Por toda a Europa , uma nova série de medidas de confinamento esvaziou as ruas de cidades como Roma, Paris e Londres, que normalmente recebem hordas de turistas. Mas também temos Istambul.
Devido à quarentena rígida imposta pelo governo há duas semanas para tentar diminuir a perigosa ressurgência do novo coronavírus, os moradores da cidade mais populosa e agitada da Turquia foram obrigados a ficar em casa no último fim de semana. De acordo com as restrições em âmbito nacional que provavelmente se estenderão às próximas semanas, ninguém foi permitido se aventurar fora de casa entre as 21h da sexta até as 5h da segunda, com multas para quem desrespeitasse a lei.

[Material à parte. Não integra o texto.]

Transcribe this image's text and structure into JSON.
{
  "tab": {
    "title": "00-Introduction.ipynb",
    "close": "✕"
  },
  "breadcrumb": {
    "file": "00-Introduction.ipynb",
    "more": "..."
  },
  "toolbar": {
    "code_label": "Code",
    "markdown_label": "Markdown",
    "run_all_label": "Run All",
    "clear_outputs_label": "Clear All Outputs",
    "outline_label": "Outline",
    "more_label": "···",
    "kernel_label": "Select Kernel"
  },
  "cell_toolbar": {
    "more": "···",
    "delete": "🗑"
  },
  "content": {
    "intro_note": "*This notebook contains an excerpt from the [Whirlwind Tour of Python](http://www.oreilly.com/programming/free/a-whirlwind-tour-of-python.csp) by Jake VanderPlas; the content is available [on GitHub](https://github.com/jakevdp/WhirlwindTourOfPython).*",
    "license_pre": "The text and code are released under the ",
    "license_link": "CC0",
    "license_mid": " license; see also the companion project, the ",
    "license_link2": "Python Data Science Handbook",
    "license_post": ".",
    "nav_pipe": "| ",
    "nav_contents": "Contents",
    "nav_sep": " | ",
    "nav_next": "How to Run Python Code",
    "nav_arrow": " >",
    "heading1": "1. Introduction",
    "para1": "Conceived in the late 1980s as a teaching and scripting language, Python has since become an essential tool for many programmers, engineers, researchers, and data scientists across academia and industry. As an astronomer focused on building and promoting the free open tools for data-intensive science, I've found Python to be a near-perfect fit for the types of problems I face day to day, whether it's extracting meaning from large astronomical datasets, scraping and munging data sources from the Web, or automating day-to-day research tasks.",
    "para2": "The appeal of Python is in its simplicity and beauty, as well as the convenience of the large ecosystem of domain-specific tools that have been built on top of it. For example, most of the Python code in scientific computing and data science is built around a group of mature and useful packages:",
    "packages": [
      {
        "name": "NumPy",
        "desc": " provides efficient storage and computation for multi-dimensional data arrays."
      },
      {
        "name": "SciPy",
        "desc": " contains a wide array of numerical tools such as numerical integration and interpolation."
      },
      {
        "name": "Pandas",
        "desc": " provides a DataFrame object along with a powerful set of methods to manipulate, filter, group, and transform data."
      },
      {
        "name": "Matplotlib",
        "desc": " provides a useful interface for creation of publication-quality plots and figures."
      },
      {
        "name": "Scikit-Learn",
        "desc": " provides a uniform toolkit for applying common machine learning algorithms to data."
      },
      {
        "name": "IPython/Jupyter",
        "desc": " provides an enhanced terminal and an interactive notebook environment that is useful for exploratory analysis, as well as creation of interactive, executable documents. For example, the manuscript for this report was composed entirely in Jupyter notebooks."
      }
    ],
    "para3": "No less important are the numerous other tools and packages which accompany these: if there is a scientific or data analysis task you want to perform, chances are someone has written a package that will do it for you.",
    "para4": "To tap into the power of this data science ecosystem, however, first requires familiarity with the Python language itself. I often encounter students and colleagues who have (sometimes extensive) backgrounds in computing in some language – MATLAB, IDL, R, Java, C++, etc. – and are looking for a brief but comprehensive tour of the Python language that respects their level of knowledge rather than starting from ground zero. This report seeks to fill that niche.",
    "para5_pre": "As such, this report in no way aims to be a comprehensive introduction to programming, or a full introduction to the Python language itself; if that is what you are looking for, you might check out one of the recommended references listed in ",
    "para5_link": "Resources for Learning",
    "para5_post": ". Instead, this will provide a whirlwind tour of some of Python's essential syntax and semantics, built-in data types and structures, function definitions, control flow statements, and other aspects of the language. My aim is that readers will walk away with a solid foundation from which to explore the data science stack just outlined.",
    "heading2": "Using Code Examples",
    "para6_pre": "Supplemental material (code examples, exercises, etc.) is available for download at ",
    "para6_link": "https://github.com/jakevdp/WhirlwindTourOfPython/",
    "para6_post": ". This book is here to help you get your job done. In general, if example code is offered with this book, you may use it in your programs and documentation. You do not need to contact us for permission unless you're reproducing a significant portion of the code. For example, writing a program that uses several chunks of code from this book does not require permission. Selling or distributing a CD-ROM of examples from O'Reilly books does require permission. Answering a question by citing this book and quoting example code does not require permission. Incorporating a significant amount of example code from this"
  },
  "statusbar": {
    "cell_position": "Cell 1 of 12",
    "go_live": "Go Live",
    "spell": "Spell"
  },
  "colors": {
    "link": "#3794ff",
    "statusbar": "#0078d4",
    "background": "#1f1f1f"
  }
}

Só que os turistas estrangeiros estão isentos, o que significa que estão livres para ver os monumentos, passear pelas ruas e atravessar o Bósforo de balsa, mesmo que os habitantes permaneçam "de castigo".
A maioria dos museus, incluindo os palácios de Topkapi e Dolmabahçe, permaneceu aberta no fim de semana, e alguns restaurantes de Sultanahmet, o centro histórico, abriram as portas secretamente para os visitantes dispostos a comer no salão. Muitos hotéis também oferecem refeições internas e externas. Na tarde de sábado, por exemplo, era possível ver os hóspedes do requintado Shangri-La no terraço, saboreando frutos do mar fresquíssimos acompanhados de vinho branco gelado sob o sol.
"Atualmente, você quase espera ser punido por viajar, com tanta gente condenando e as restrições que mudam de uma hora para a outra... mas aqui estamos, com acesso exclusivo a uma das cidades mais belas e encantadoras do mundo", diz a instrumentista britânica de 32 anos Erin Lockhart, enquanto toca seu violão como contraponto ao Bósforo, cintilante e imóvel feito um espelho graças à ausência do tráfego normal de barcos.
Ela decidiu viajar para Istambul na semana passada para se encontrar com o namorado americano porque era uma das poucas opções para a qual ambos poderiam pegar voo direto sem ter de cumprir quarentena. Como outros turistas que acabaram conhecendo no fim de semana, eles não sabiam antes da chegada que estariam livres para perambular pela cidade.
Desde a reabertura de suas fronteiras para os visitantes internacionais, em junho, o governo turco não exige exame nem confinamento para quem chega. Triagens e verificação de temperatura são realizados nos aeroportos, e quem revelar sintomas da Covid-19 é levado a uma clínica médica para fazer o exame.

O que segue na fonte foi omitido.